Hay tardes, sin embargo, en las que Iván cree sentir en sí un amago de
pternofilia (alergia a las plumas), y después de dar de merendar con cierta
precipitación a los pájaros, se refugia en una de las librerías de la zona, en
la que es conocido de muchos años atrás por sus hábitos, que sigue a pies
juntillas, como si se tratara de una secuencia inamovible. De entrada, da las
buenas tardes y permanece unos instantes en el umbral de la puerta hasta que
tiene la certeza de haber sido visto y su saludo contestado con cualquiera de
las fórmulas de rigor, aunque agradece que los empleados sean algo menos
escuetos que él mismo, y se adornen con algún giro lisonjero que le disponga a
efectuar alguna compra. A continuación pasa revista rápidamente a las
novedades, que por otro lado no son tan frecuentes, teniendo en cuenta que las
reciben dos veces al mes por problemas con la distribuidora. Una vez que ha
comprobado que nada le interesa (otra cosa sería sorprendente), pide la
escalera de mano para acceder a las estanterías superiores, donde desde hace
años se amontonan los libros que supuestamente le interesan. Se trata de libros
de filosofía, sobre todo francesa, de quienes siempre destaca a Sartre y a
Descartes. Sobre este último no cesa de repetir, una vez en las alturas, que no
solo era un matemático eminente, sino el
primer filósofo en definir al ser humano integrado por dos entidades, la
física-o res extensa- y la espiritual o mental –o res cogitans-. El propietario
de la librería suele estar al quite, y desde abajo hace un gesto de
asentimiento que no por conocido, Iván deja de agradecer. En otras ocasiones,
trata de sorprender a los profesionales del lugar y les interroga sobre
aspectos menos conocidos del mundo intelectual francés, como el movimiento
situacionista, Merleau-Ponty y el estructuralismo del antropólogo Levi-Straus,
que no tiene nada que ver con los anteriores, pero que supone les impresiona. A
punto ya de irse, normalmente con las manos vacías, suele hacer un pequeño
excurso sobre “El principito”, “un librito insignificante y bastante ñoño del
que se han vendido millones de ejemplares”, suele decir con aire escéptico,
cuando lo cierto era que lo verdaderamente valioso de su autor –Saint Exupery-
era su peripecia vital como piloto en una línea de correo aéreo en Argentina,
narrada en “Vuelo de noche”. Normalmente este solía ser el último argumento
esgrimido en el interior de la librería, tras lo cual, se procedía a su cierre.

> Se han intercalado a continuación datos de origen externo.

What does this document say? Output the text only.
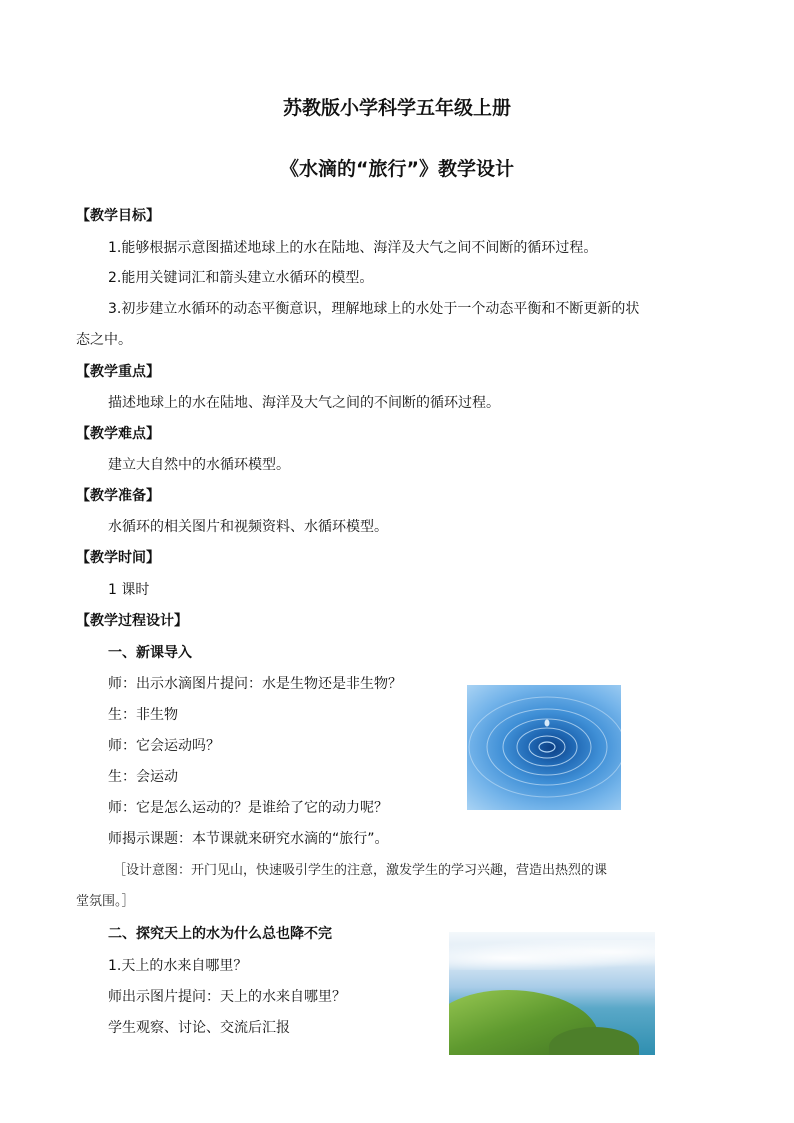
苏教版小学科学五年级上册
《水滴的“旅行”》教学设计
【教学目标】
1.能够根据示意图描述地球上的水在陆地、海洋及大气之间不间断的循环过程。
2.能用关键词汇和箭头建立水循环的模型。
3.初步建立水循环的动态平衡意识，理解地球上的水处于一个动态平衡和不断更新的状
态之中。
【教学重点】
描述地球上的水在陆地、海洋及大气之间的不间断的循环过程。
【教学难点】
建立大自然中的水循环模型。
【教学准备】
水循环的相关图片和视频资料、水循环模型。
【教学时间】
1 课时
【教学过程设计】
一、新课导入
师：出示水滴图片提问：水是生物还是非生物？
生：非生物
师：它会运动吗？
生：会运动
师：它是怎么运动的？是谁给了它的动力呢？
师揭示课题：本节课就来研究水滴的“旅行”。
［设计意图：开门见山，快速吸引学生的注意，激发学生的学习兴趣，营造出热烈的课
堂氛围。］
二、探究天上的水为什么总也降不完
1.天上的水来自哪里？
师出示图片提问：天上的水来自哪里？
学生观察、讨论、交流后汇报
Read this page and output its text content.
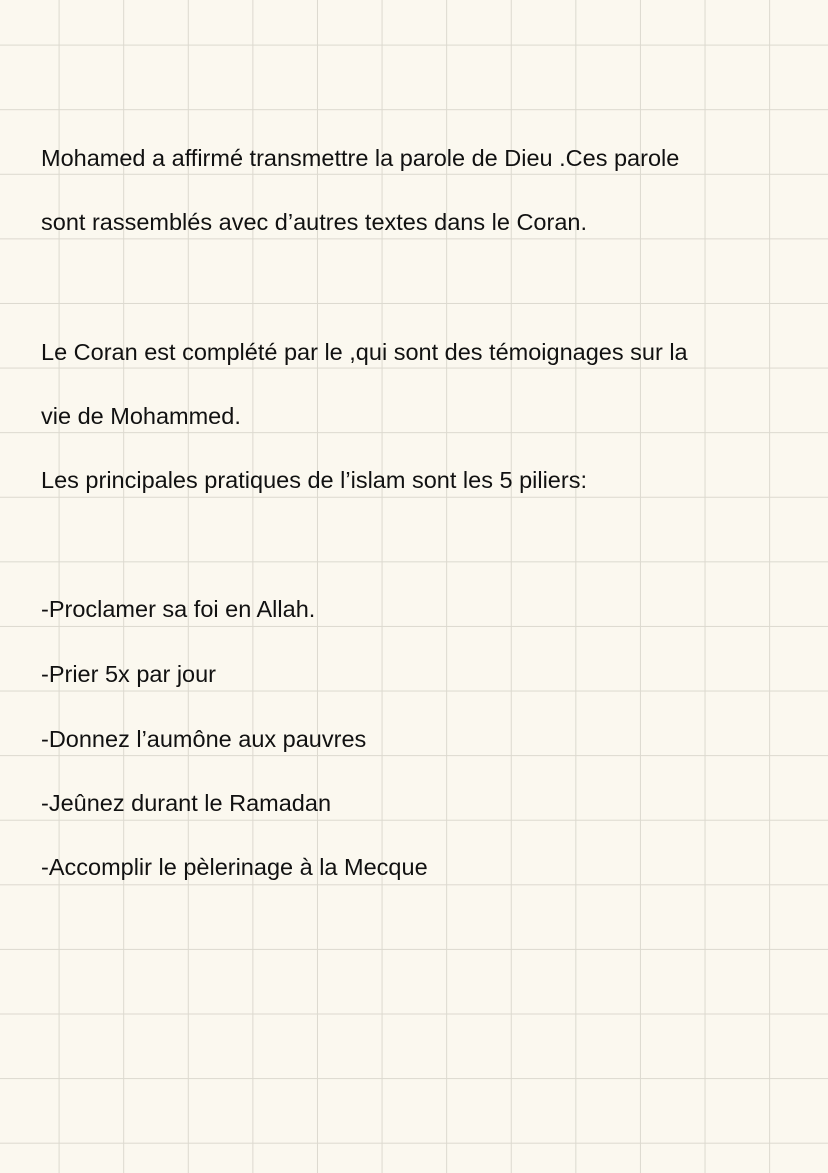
Mohamed a affirmé transmettre la parole de Dieu .Ces parole

sont rassemblés avec d’autres textes dans le Coran.

Le Coran est complété par le ,qui sont des témoignages sur la

vie de Mohammed.

Les principales pratiques de l’islam sont les 5 piliers:

-Proclamer sa foi en Allah.

-Prier 5x par jour

-Donnez l’aumône aux pauvres

-Jeûnez durant le Ramadan

-Accomplir le pèlerinage à la Mecque
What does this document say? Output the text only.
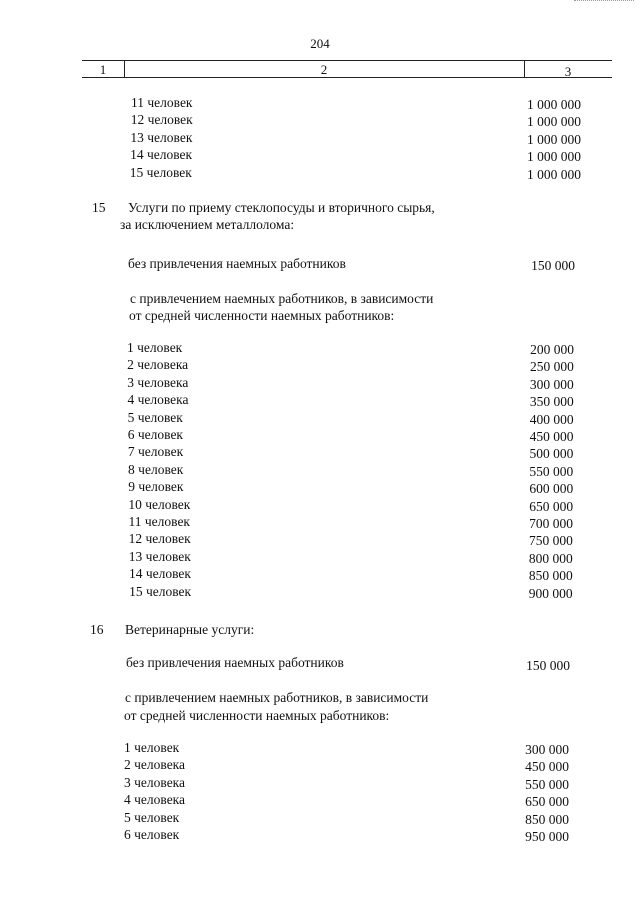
204
1	2	3
11 человек	1 000 000
12 человек	1 000 000
13 человек	1 000 000
14 человек	1 000 000
15 человек	1 000 000
15 Услуги по приему стеклопосуды и вторичного сырья,
за исключением металлолома:
без привлечения наемных работников	150 000
с привлечением наемных работников, в зависимости
от средней численности наемных работников:
1 человек	200 000
2 человека	250 000
3 человека	300 000
4 человека	350 000
5 человек	400 000
6 человек	450 000
7 человек	500 000
8 человек	550 000
9 человек	600 000
10 человек	650 000
11 человек	700 000
12 человек	750 000
13 человек	800 000
14 человек	850 000
15 человек	900 000
16 Ветеринарные услуги:
без привлечения наемных работников	150 000
с привлечением наемных работников, в зависимости
от средней численности наемных работников:
1 человек	300 000
2 человека	450 000
3 человека	550 000
4 человека	650 000
5 человек	850 000
6 человек	950 000
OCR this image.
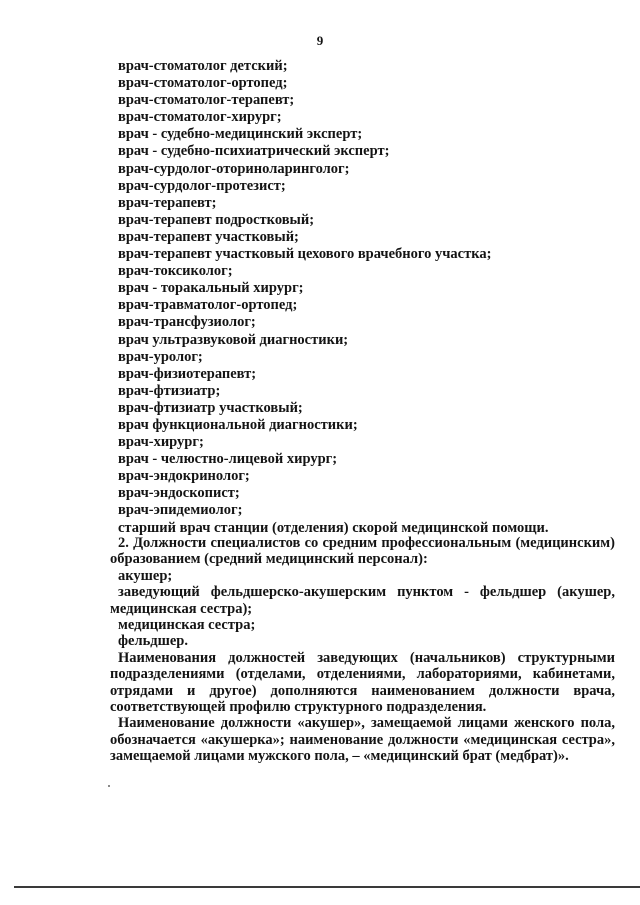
9
врач-стоматолог детский;
врач-стоматолог-ортопед;
врач-стоматолог-терапевт;
врач-стоматолог-хирург;
врач - судебно-медицинский эксперт;
врач - судебно-психиатрический эксперт;
врач-сурдолог-оториноларинголог;
врач-сурдолог-протезист;
врач-терапевт;
врач-терапевт подростковый;
врач-терапевт участковый;
врач-терапевт участковый цехового врачебного участка;
врач-токсиколог;
врач - торакальный хирург;
врач-травматолог-ортопед;
врач-трансфузиолог;
врач ультразвуковой диагностики;
врач-уролог;
врач-физиотерапевт;
врач-фтизиатр;
врач-фтизиатр участковый;
врач функциональной диагностики;
врач-хирург;
врач - челюстно-лицевой хирург;
врач-эндокринолог;
врач-эндоскопист;
врач-эпидемиолог;
старший врач станции (отделения) скорой медицинской помощи.

2. Должности специалистов со средним профессиональным (медицинским) образованием (средний медицинский персонал):

акушер;

заведующий фельдшерско-акушерским пунктом - фельдшер (акушер, медицинская сестра);

медицинская сестра;

фельдшер.

Наименования должностей заведующих (начальников) структурными подразделениями (отделами, отделениями, лабораториями, кабинетами, отрядами и другое) дополняются наименованием должности врача, соответствующей профилю структурного подразделения.

Наименование должности «акушер», замещаемой лицами женского пола, обозначается «акушерка»; наименование должности «медицинская сестра», замещаемой лицами мужского пола, – «медицинский брат (медбрат)».
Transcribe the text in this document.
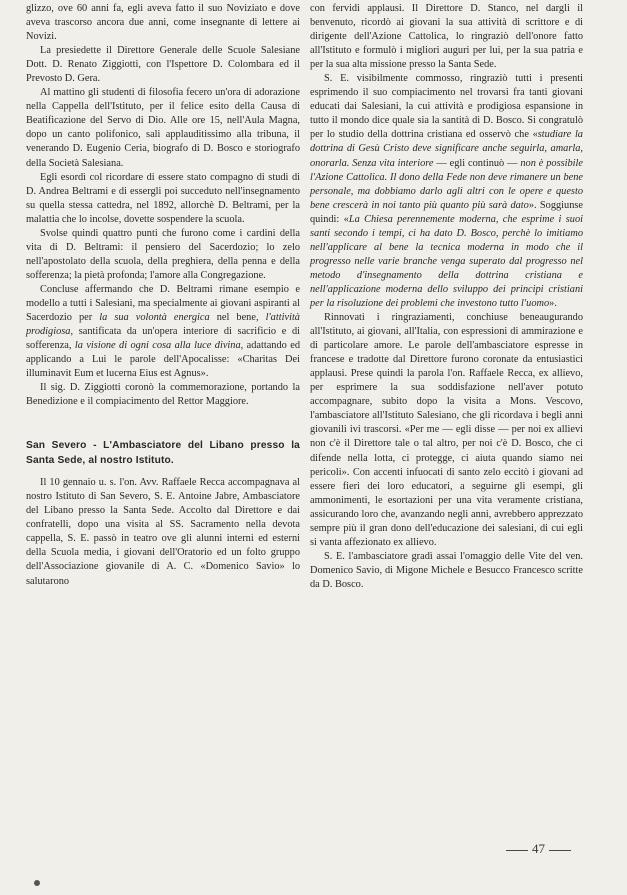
glizzo, ove 60 anni fa, egli aveva fatto il suo Noviziato e dove aveva trascorso ancora due anni, come insegnante di lettere ai Novizi.

La presiedette il Direttore Generale delle Scuole Salesiane Dott. D. Renato Ziggiotti, con l'Ispettore D. Colombara ed il Prevosto D. Gera.

Al mattino gli studenti di filosofia fecero un'ora di adorazione nella Cappella dell'Istituto, per il felice esito della Causa di Beatificazione del Servo di Dio. Alle ore 15, nell'Aula Magna, dopo un canto polifonico, sali applauditissimo alla tribuna, il venerando D. Eugenio Ceria, biografo di D. Bosco e storiografo della Società Salesiana.

Egli esordì col ricordare di essere stato compagno di studi di D. Andrea Beltrami e di essergli poi succeduto nell'insegnamento su quella stessa cattedra, nel 1892, allorchè D. Beltrami, per la malattia che lo incolse, dovette sospendere la scuola.

Svolse quindi quattro punti che furono come i cardini della vita di D. Beltrami: il pensiero del Sacerdozio; lo zelo nell'apostolato della scuola, della preghiera, della penna e della sofferenza; la pietà profonda; l'amore alla Congregazione.

Concluse affermando che D. Beltrami rimane esempio e modello a tutti i Salesiani, ma specialmente ai giovani aspiranti al Sacerdozio per la sua volontà energica nel bene, l'attività prodigiosa, santificata da un'opera interiore di sacrificio e di sofferenza, la visione di ogni cosa alla luce divina, adattando ed applicando a Lui le parole dell'Apocalisse: «Charitas Dei illuminavit Eum et lucerna Eius est Agnus».

Il sig. D. Ziggiotti coronò la commemorazione, portando la Benedizione e il compiacimento del Rettor Maggiore.

San Severo - L'Ambasciatore del Libano presso la Santa Sede, al nostro Istituto.

Il 10 gennaio u. s. l'on. Avv. Raffaele Recca accompagnava al nostro Istituto di San Severo, S. E. Antoine Jabre, Ambasciatore del Libano presso la Santa Sede. Accolto dal Direttore e dai confratelli, dopo una visita al SS. Sacramento nella devota cappella, S. E. passò in teatro ove gli alunni interni ed esterni della Scuola media, i giovani dell'Oratorio ed un folto gruppo dell'Associazione giovanile di A. C. «Domenico Savio» lo salutarono

con fervidi applausi. Il Direttore D. Stanco, nel dargli il benvenuto, ricordò ai giovani la sua attività di scrittore e di dirigente dell'Azione Cattolica, lo ringraziò dell'onore fatto all'Istituto e formulò i migliori auguri per lui, per la sua patria e per la sua alta missione presso la Santa Sede.

S. E. visibilmente commosso, ringraziò tutti i presenti esprimendo il suo compiacimento nel trovarsi fra tanti giovani educati dai Salesiani, la cui attività e prodigiosa espansione in tutto il mondo dice quale sia la santità di D. Bosco. Si congratulò per lo studio della dottrina cristiana ed osservò che «studiare la dottrina di Gesù Cristo deve significare anche seguirla, amarla, onorarla. Senza vita interiore — egli continuò — non è possibile l'Azione Cattolica. Il dono della Fede non deve rimanere un bene personale, ma dobbiamo darlo agli altri con le opere e questo bene crescerà in noi tanto più quanto più sarà dato». Soggiunse quindi: «La Chiesa perennemente moderna, che esprime i suoi santi secondo i tempi, ci ha dato D. Bosco, perchè lo imitiamo nell'applicare al bene la tecnica moderna in modo che il progresso nelle varie branche venga superato dal progresso nel metodo d'insegnamento della dottrina cristiana e nell'applicazione moderna dello sviluppo dei principi cristiani per la risoluzione dei problemi che investono tutto l'uomo».

Rinnovati i ringraziamenti, conchiuse beneaugurando all'Istituto, ai giovani, all'Italia, con espressioni di ammirazione e di particolare amore. Le parole dell'ambasciatore espresse in francese e tradotte dal Direttore furono coronate da entusiastici applausi. Prese quindi la parola l'on. Raffaele Recca, ex allievo, per esprimere la sua soddisfazione nell'aver potuto accompagnare, subito dopo la visita a Mons. Vescovo, l'ambasciatore all'Istituto Salesiano, che gli ricordava i begli anni giovanili ivi trascorsi. «Per me — egli disse — per noi ex allievi non c'è il Direttore tale o tal altro, per noi c'è D. Bosco, che ci difende nella lotta, ci protegge, ci aiuta quando siamo nei pericoli». Con accenti infuocati di santo zelo eccitò i giovani ad essere fieri dei loro educatori, a seguirne gli esempi, gli ammonimenti, le esortazioni per una vita veramente cristiana, assicurando loro che, avanzando negli anni, avrebbero apprezzato sempre più il gran dono dell'educazione dei salesiani, di cui egli si vanta affezionato ex allievo.

S. E. l'ambasciatore gradì assai l'omaggio delle Vite del ven. Domenico Savio, di Migone Michele e Besucco Francesco scritte da D. Bosco.

47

En ciertas ocasiones, concretamente los días en que después de las palomas se
metía en un bar contiguo y se tonificaba con no menos de dos pacharanes, no
quería salir del local, y solía extenderse con consideraciones sobre la
reconstrucción de Derrida y una apología cerrada de “En busca del tiempo
perdido”, lo mejor que se ha escrito nunca “si no consideramos La Regenta de
Clarín”, decía. Cuando finalmente los empleados lograban que saliera
(levantando por cierto la reja que ya habían echado), a Iván solo le quedaba el
consuelo de volver a casa y contemplar con asombro los iconos que había ido
coleccionando a lo largo de su existencia, que en tales circunstancias solían
recordarle a la Virgen de Montserrat, La Moreneta.